Obama's potential for broad appeal is built on the idea that he can transcend the usual political divisions. His soaring rhetoric at the 2004 DNC about how "we serve a mighty God in the blue states," and his subsequent heavy use of religious imagery and preaching style in his speeches are sort of the equivalent of Montana's governor saying that he can talk about health care from the back of a horse or stressing the importance of making sure he is seen holding a gun, or pulling a rifle cartridge out of his pocket.

They are powerful visual and verbal images that are intended to tell religious and conservative rural America that "I understand you -- you can trust me -- I'm not Michael Dukakis or John Kerry."

But by channeling "What's the Matter with Kansas" in the cozy liberal confines of a San Francisco fundraiser, Sen. Obama was giving us another data point to consider and an alternative way to view him -- one that is more in keeping with how rural conservative folks are used to having their liberal betters talk about them. And with his Ivy League education, his aloof manner, and the obsequious behavior of his followers, it isn't hard to imagine him as one of our liberal betters.

As Packer pointed out in his New Yorker piece, the most common way that he had heard liberals defend Obama's comments was by saying that Obama was just saying out loud what everyone (i.e. every one of their fellow liberals) knows to be true.

So Obama's comments resonated deeply -- not so much because of the specifics of the comments, but because of the attitude that those kinds of comments represent to a lot of people out in the heartland. And one suspects that because of that, this episode will have legs.

3 comments:

David said...

Just to be clear: the decision to go back 48 years (nearly a half-century) was Mr. Packer's, not mine. Obviously, different starting points yield different results.

Interesting to note that additional context seems to argue that Mr. Obama was defending rural conservatives, not dismissing them. Peggy Noonan has a column worth reading (sorry, no link) that indicates Mr. Obama was trying to explain to San Francisco liberals why rural voters may seem to be single-minded racists. They aren't, he seemed to be saying, they have just been beaten up and are fighting back with the tools at hand.

Montana Headlines said...

Sorry -- I missed that Packer chose that figure. Noonan may well be right -- she's usually pretty level-headed. But if Packer and other liberal commentators are to be believed, many on the left took it the same way that Obama's critics did.

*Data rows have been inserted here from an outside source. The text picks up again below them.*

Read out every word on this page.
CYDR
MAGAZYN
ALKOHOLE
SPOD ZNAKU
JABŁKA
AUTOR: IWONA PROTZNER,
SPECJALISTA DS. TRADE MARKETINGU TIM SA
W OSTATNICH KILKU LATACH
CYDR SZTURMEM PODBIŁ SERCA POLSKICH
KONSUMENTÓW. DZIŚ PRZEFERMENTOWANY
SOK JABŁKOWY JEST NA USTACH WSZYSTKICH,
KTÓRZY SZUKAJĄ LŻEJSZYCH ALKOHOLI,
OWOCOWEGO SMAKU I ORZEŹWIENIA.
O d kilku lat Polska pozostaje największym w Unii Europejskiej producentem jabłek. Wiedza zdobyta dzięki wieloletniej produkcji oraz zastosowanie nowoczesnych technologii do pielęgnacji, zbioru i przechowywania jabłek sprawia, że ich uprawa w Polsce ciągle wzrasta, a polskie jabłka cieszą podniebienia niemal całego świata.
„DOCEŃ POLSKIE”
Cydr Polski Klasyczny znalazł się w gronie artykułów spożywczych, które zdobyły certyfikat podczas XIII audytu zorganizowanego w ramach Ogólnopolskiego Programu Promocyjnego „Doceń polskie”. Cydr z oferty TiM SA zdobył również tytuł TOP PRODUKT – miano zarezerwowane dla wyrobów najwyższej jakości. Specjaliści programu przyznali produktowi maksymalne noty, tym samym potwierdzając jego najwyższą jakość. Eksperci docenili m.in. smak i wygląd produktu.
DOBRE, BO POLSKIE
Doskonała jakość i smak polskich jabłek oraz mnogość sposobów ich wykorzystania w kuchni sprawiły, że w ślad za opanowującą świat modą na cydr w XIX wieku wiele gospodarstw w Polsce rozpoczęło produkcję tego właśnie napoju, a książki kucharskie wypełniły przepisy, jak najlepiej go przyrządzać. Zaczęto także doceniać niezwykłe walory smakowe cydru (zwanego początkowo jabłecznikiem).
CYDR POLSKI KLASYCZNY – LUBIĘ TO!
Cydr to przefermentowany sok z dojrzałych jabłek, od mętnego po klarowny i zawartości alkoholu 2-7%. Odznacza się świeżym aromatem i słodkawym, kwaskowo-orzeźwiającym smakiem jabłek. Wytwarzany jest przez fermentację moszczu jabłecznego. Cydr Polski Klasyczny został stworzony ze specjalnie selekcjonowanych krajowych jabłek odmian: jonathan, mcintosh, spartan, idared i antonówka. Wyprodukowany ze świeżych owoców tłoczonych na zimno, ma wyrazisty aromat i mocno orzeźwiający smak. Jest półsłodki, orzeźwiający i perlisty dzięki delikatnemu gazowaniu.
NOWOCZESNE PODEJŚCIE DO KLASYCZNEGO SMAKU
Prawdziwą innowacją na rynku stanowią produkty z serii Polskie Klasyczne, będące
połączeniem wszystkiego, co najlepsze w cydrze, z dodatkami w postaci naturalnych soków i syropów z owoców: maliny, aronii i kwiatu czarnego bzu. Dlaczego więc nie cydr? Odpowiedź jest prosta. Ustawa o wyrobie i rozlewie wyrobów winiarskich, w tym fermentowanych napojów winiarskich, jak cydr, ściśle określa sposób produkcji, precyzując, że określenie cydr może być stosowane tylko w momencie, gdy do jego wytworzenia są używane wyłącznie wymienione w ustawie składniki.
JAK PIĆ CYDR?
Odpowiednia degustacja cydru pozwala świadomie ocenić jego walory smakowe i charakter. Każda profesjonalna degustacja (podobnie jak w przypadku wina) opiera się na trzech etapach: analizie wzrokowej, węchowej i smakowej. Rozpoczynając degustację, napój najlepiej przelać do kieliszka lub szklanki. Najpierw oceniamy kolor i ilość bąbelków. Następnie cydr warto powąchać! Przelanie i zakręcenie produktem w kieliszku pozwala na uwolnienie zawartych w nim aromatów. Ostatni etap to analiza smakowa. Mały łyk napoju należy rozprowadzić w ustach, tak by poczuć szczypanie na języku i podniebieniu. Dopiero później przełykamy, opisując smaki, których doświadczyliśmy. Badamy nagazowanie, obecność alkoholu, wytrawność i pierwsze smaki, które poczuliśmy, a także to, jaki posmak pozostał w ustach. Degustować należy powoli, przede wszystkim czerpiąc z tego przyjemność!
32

Namely -- that if economic times were good, rural America wouldn't have the social concerns that they do.

Anonymous said...

Been watching the results come in from PA tonight. Obama's getting beaten bad, although he outspent Clinton by a big margin. So what explains her win. Didn't the voters know Clinton was a has been?

Presumably they didn't vote for her because they liked her policies more. I couldn't tell you of any big policy differences between the two.

Could the voters be racist? I dunno. I doubt that was much of a factor. Lynn Swann ran for governor back there and did relatively well, and there are other black politicians.

The pundits tonight said Clinton was winning in some rural parts of the state by 70 percent of the vote or better. Obama's "bitter" comments seem the most logical explanation, but perhaps there's some other factors too.